As many as 15,000 Irish women and girls were reportedly held in slave-like conditions in nunneries, where they were held against their will and forced to work in laundries without pay under harsh conditions through the late 1990s.
Originally established to incarcerate Protestant women and girls, the laundries became prisons run by Catholic nuns to house “fallen” women or those “troubled” with problems like learning disabilities. It seems God works in mysterious ways.
“Irish Prime Minister Enda Kenny has apologised for the stigma and conditions suffered by women who were inmates of the Magdalene laundries,” the BBC reports today.
“Mr Kenny said the laundries had operated in a ‘harsh and uncompromising Ireland,’ but he stopped short of a formal apology from the government. About 10,000 women passed through the laundries in the Irish Republic between 1922 and 1996, a report has revealed.

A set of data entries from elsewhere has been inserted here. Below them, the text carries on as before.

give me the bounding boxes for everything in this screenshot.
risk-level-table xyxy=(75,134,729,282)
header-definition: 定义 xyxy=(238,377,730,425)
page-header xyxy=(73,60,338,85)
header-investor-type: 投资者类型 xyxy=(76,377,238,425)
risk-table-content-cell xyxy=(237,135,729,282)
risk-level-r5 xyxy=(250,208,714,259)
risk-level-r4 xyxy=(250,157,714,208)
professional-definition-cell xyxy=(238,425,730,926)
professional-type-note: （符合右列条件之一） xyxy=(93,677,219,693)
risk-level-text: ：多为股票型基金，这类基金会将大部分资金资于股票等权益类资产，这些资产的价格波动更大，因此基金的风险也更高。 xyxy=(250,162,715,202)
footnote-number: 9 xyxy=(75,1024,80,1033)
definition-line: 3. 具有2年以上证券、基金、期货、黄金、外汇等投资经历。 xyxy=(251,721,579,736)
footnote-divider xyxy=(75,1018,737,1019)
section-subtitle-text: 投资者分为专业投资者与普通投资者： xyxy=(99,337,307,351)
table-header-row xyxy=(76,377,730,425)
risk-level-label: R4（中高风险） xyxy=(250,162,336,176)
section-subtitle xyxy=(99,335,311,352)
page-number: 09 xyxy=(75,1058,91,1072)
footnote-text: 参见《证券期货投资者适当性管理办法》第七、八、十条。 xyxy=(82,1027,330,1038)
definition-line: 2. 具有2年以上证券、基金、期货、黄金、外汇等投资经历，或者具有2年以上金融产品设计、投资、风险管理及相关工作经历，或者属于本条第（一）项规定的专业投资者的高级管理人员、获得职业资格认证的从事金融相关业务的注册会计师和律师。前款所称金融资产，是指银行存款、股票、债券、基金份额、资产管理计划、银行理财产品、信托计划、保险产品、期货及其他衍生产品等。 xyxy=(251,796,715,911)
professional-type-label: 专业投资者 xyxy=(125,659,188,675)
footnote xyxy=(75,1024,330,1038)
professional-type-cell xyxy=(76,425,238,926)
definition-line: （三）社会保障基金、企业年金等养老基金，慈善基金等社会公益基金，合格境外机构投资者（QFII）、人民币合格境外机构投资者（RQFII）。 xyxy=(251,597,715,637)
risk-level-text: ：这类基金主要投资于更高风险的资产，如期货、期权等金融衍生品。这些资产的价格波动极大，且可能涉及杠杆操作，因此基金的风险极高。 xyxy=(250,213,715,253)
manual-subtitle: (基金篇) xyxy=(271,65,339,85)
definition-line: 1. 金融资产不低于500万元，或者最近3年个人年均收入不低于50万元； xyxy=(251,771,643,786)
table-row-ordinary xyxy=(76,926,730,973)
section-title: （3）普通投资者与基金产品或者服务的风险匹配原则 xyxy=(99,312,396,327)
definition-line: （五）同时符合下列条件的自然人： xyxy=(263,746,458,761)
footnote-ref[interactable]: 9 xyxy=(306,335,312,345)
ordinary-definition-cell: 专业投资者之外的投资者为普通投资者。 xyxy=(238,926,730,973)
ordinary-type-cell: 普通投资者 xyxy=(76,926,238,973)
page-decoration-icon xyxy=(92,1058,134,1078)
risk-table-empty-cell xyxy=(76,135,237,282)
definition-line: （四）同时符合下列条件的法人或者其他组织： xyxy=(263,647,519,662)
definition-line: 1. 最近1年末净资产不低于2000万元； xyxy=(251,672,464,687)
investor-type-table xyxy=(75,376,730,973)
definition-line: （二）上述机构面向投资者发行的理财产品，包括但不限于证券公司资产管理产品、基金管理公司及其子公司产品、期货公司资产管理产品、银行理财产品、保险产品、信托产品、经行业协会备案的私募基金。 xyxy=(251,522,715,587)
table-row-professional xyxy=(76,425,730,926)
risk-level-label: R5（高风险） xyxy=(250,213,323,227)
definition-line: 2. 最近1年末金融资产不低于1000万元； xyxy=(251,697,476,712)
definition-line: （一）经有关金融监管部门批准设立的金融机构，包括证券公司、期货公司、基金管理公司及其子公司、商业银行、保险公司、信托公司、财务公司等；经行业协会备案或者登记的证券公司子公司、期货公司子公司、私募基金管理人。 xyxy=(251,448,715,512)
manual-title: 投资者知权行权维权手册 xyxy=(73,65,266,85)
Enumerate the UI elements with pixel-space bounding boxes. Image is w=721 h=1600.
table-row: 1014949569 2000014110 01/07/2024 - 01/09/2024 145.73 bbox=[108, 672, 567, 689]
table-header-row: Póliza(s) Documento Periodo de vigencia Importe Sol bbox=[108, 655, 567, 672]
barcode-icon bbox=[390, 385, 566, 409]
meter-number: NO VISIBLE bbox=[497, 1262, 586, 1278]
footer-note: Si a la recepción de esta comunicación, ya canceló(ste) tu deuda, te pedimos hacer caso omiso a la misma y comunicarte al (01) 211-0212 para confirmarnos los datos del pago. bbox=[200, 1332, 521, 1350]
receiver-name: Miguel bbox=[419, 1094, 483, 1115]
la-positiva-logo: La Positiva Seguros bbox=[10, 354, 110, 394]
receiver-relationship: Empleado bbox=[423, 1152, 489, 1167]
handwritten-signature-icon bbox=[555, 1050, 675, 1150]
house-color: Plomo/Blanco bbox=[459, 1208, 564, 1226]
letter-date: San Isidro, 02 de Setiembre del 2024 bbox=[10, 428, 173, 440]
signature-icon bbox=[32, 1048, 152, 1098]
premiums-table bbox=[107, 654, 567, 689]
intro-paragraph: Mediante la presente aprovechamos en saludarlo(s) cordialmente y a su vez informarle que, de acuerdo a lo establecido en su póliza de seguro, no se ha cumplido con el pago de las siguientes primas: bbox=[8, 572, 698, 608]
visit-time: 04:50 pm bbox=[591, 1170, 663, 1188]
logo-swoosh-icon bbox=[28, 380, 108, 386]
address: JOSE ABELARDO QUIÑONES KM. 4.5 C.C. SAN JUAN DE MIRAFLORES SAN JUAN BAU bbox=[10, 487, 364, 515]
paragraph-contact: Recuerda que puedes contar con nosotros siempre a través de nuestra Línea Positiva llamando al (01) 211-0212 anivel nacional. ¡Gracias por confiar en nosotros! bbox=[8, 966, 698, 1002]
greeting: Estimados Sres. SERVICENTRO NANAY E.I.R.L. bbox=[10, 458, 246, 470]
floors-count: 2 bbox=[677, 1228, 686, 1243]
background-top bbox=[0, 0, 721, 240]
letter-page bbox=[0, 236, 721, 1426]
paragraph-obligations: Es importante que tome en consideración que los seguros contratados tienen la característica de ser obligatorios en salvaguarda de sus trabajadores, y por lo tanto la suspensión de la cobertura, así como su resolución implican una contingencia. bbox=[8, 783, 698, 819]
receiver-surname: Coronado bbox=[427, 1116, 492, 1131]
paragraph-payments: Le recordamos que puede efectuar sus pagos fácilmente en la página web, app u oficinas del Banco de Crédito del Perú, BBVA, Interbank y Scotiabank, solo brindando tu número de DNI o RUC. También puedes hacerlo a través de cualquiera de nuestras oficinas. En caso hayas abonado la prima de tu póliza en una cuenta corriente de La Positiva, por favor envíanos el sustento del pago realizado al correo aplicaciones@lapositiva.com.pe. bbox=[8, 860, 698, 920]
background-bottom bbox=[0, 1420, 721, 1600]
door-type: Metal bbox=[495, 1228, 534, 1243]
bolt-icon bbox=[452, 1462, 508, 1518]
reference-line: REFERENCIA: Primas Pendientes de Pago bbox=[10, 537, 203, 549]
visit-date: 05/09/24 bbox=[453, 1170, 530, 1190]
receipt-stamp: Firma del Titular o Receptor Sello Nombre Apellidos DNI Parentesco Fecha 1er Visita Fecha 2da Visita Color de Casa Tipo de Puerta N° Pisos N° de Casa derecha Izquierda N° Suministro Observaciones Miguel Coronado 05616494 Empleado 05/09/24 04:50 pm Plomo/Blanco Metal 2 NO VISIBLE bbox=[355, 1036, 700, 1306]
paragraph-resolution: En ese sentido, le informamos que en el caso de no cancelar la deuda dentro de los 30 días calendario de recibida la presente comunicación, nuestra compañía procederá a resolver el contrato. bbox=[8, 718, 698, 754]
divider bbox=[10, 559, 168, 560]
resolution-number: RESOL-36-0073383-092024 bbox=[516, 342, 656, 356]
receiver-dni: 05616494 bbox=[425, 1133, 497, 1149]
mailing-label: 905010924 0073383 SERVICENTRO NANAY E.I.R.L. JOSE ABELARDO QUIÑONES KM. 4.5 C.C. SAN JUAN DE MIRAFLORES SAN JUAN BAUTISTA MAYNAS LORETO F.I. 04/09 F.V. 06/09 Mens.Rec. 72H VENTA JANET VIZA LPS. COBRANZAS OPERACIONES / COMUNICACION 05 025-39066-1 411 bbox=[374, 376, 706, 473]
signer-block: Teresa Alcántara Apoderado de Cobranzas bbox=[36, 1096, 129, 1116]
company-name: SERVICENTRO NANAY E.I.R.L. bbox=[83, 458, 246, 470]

“The laundries were Catholic-run workhouses that operated in Ireland. Mr Kenny expressed his sympathies with survivors and the families of those who died.
“Girls considered ‘troubled’ or what were then called ‘fallen women’ were sent there and did unpaid manual work. In 2011, the UN Committee Against Torture called on the Irish government to set up an inquiry into the treatment of thousands of women and girls. In response, the Irish government set up an inter-departmental committee, chaired by Senator Martin McAleese, to establish the facts of the Irish state’s involvement with the Magdalene laundries.
“Survivors and representative groups, and the religious congregations, co-operated with the departmental committee. Senator McAleese’s inquiry found that half of the girls and women put to work in the laundries were under the age of 23 and 40%, more than 4,000, spent more than a year incarcerated. Fifteen percent spent more than five years in the laundries while the average stay was calculated at seven months.The youngest death on record was 15, and the oldest 95, the report found. Some of the women were sent to laundries more than once, as records show a total of 14,607 admissions, and a total of 8,025 known reasons for being sent to a laundry.Statistics in the report are based on records of eight of the 10 laundries. The other two, both operated by the Sisters of Mercy in Dun Laoghaire and Galway, were missing substantial records.”